The prime position at the head of the queue was duly converted into the race lead — the Porsche had the better acceleration and top speed. The race was pretty much won in the opening seconds of those 32 minutes as Nasr raced on to complete victory by a shade over two seconds over the car Blomqvist shared with Pipo Derani and Jack Aitken.
So Porsche won its first Daytona 24 Hours in more than 20 years. Not quite. It won the Daytona 23 Hours, 58 Minutes and 24.723 Seconds, a new duration for an event that started out as a three-hour race in 1962, briefly ran to 2000km before it became the twice-around-the-clock classic that it is today in 1966. That’s not counting the reduced six-hour duration in 1972 during the fuel crisis, which also resulted in the cancellation of the race two years later. Hence why this was in reality the 57th 24 Hours and not the advertised 62nd.

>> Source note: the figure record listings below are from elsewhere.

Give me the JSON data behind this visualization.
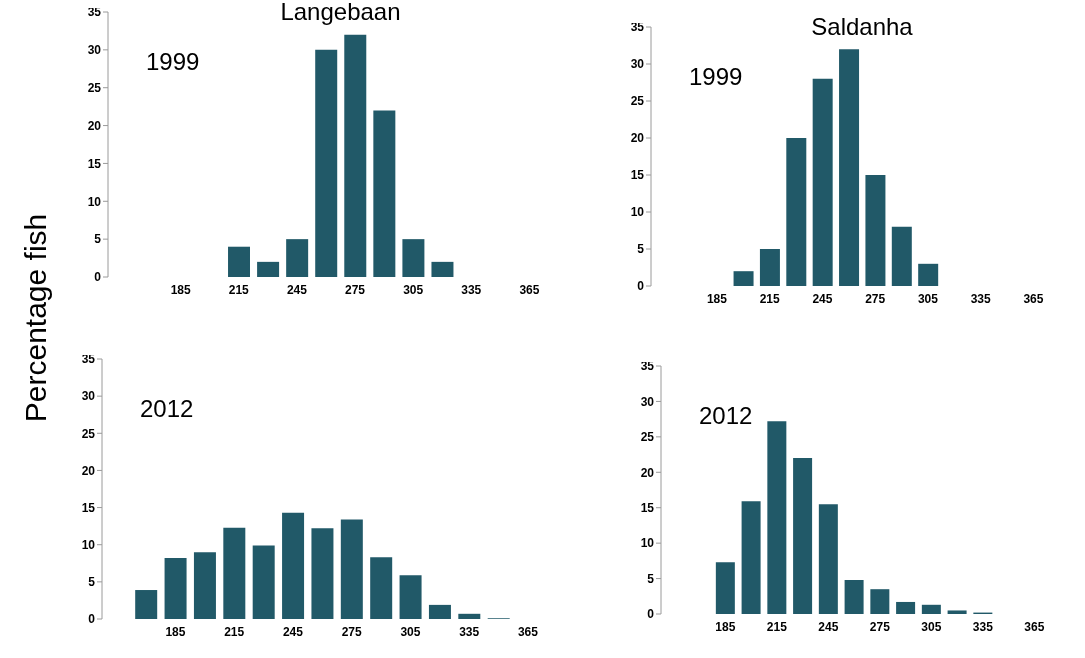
{
  "chart_data": [
    {
      "type": "bar",
      "title": "Langebaan",
      "ylabel": "Percentage fish",
      "annotations": [
        "1999"
      ],
      "categories": [
        null,
        null,
        "185",
        null,
        "215",
        null,
        "245",
        null,
        "275",
        null,
        "305",
        null,
        "335",
        null,
        "365",
        null
      ],
      "values": [
        0,
        0,
        0,
        0,
        4,
        2,
        5,
        30,
        32,
        22,
        5,
        2,
        0,
        0,
        0,
        0
      ],
      "color": "#215968",
      "ylim": [
        0,
        35
      ],
      "yticks": [
        0,
        5,
        10,
        15,
        20,
        25,
        30,
        35
      ],
      "grid": false,
      "legend": false
    },
    {
      "type": "bar",
      "title": "Saldanha",
      "annotations": [
        "1999"
      ],
      "categories": [
        null,
        null,
        "185",
        null,
        "215",
        null,
        "245",
        null,
        "275",
        null,
        "305",
        null,
        "335",
        null,
        "365",
        null
      ],
      "values": [
        0,
        0,
        0,
        2,
        5,
        20,
        28,
        32,
        15,
        8,
        3,
        0,
        0,
        0,
        0,
        0
      ],
      "color": "#215968",
      "ylim": [
        0,
        35
      ],
      "yticks": [
        0,
        5,
        10,
        15,
        20,
        25,
        30,
        35
      ],
      "grid": false,
      "legend": false
    },
    {
      "type": "bar",
      "annotations": [
        "2012"
      ],
      "categories": [
        null,
        null,
        "185",
        null,
        "215",
        null,
        "245",
        null,
        "275",
        null,
        "305",
        null,
        "335",
        null,
        "365",
        null
      ],
      "values": [
        0,
        3.9,
        8.2,
        9.0,
        12.3,
        9.9,
        14.3,
        12.2,
        13.4,
        8.3,
        5.9,
        1.9,
        0.7,
        0.1,
        0,
        0
      ],
      "color": "#215968",
      "ylim": [
        0,
        35
      ],
      "yticks": [
        0,
        5,
        10,
        15,
        20,
        25,
        30,
        35
      ],
      "grid": false,
      "legend": false
    },
    {
      "type": "bar",
      "annotations": [
        "2012"
      ],
      "categories": [
        null,
        null,
        "185",
        null,
        "215",
        null,
        "245",
        null,
        "275",
        null,
        "305",
        null,
        "335",
        null,
        "365",
        null
      ],
      "values": [
        0,
        0,
        7.3,
        15.9,
        27.2,
        22.0,
        15.5,
        4.8,
        3.5,
        1.7,
        1.3,
        0.5,
        0.2,
        0,
        0,
        0
      ],
      "color": "#215968",
      "ylim": [
        0,
        35
      ],
      "yticks": [
        0,
        5,
        10,
        15,
        20,
        25,
        30,
        35
      ],
      "grid": false,
      "legend": false
    }
  ]
}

The 23 Hours etc was the result of an error by IMSA, the governing body admitted the day after the race. But its statement didn’t offer any explanation as to why it happened. A chance to put any conspiracy theories to bed appeared to have been missed.
There were those eager to search for one in the early flag fall. They weren’t easy to find. A first Porsche victory in yonks and a first for Penske since 1969 and its victory with the Sunoco-liveried Lola-Chevrolet T70 Mk3B might look like a desirable result, a nice storyline, but it shouldn’t be forgotten that the car in the winner’s slipstream was fielded by a team that happens to be owned by the France family, which also controls Daytona, IMSA and NASCAR. Nice try.
Or you could go deeper and hypothesise that the top two cars were carrying less fuel than the one in third place. That was an Acura, run by the Wayne Taylor Racing with Andretti squad. The Honda brand had won the previous three editions of Daytona, so perhaps the organisers thought it was time for a change. A none-too-favourable Balance of Performance for its ARX-06 LMDh pointed that way, but it was still a big perhaps to suggest the cars in front were about to run short of fuel. Penske has insisted that it had enough for two more racing laps when the flag erroneously fell.
The more plausible explanation is that it was just a mix-up precipitated by the race starting late. A shade under two minutes to be precise. So Daytona this year pretty much finished 24 hours after it was due to have started rather than a full day after it actually did. So let’s bury all the conspiracies.
IMSA didn’t need the coverage resulting from a Porsche or a Penske victory. It had that by the bucketload because Hollywood was in town. Brad Pitt was there in person filming scenes for the upcoming Joseph Kosinski-directed movie, which may or may not be titled Apex. His character, Sonny Hayes, even had his name on the side of a car, a Porsche 911 GT3 R entered by Wright Motorsports but with the fictional team name Chip Hart Racing emblazoned on its sides.
The movie business and Daytona are no strangers, of course. There was Days of Thunder, but also Paul Newman’s participation in the race. He finished third in 1995. His Roush Racing Ford Mustang carried No70 to reflect his age, just as the cars he raced at Daytona did in further appearances at Daytona, the last of which was just past his 80th birthday.
“Porsche notched up Daytona win 19, equalling its tally at Le Mans”
Pitt’s presence at Daytona should be regarded as a sideshow, though the publicity might have helped bring fans through the gate. This year’s race drew another record crowd, as they all seem to these days. The real story was the battle between Porsche and Cadillac, the two manufacturers that compete in both IMSA and the World Endurance Championship with their LMDhs. The former notched up Daytona win number 19 in January, equalling its tally at Le Mans. The question now is whether it can challenge for victory in the French enduro and make it a nice round 20 victories.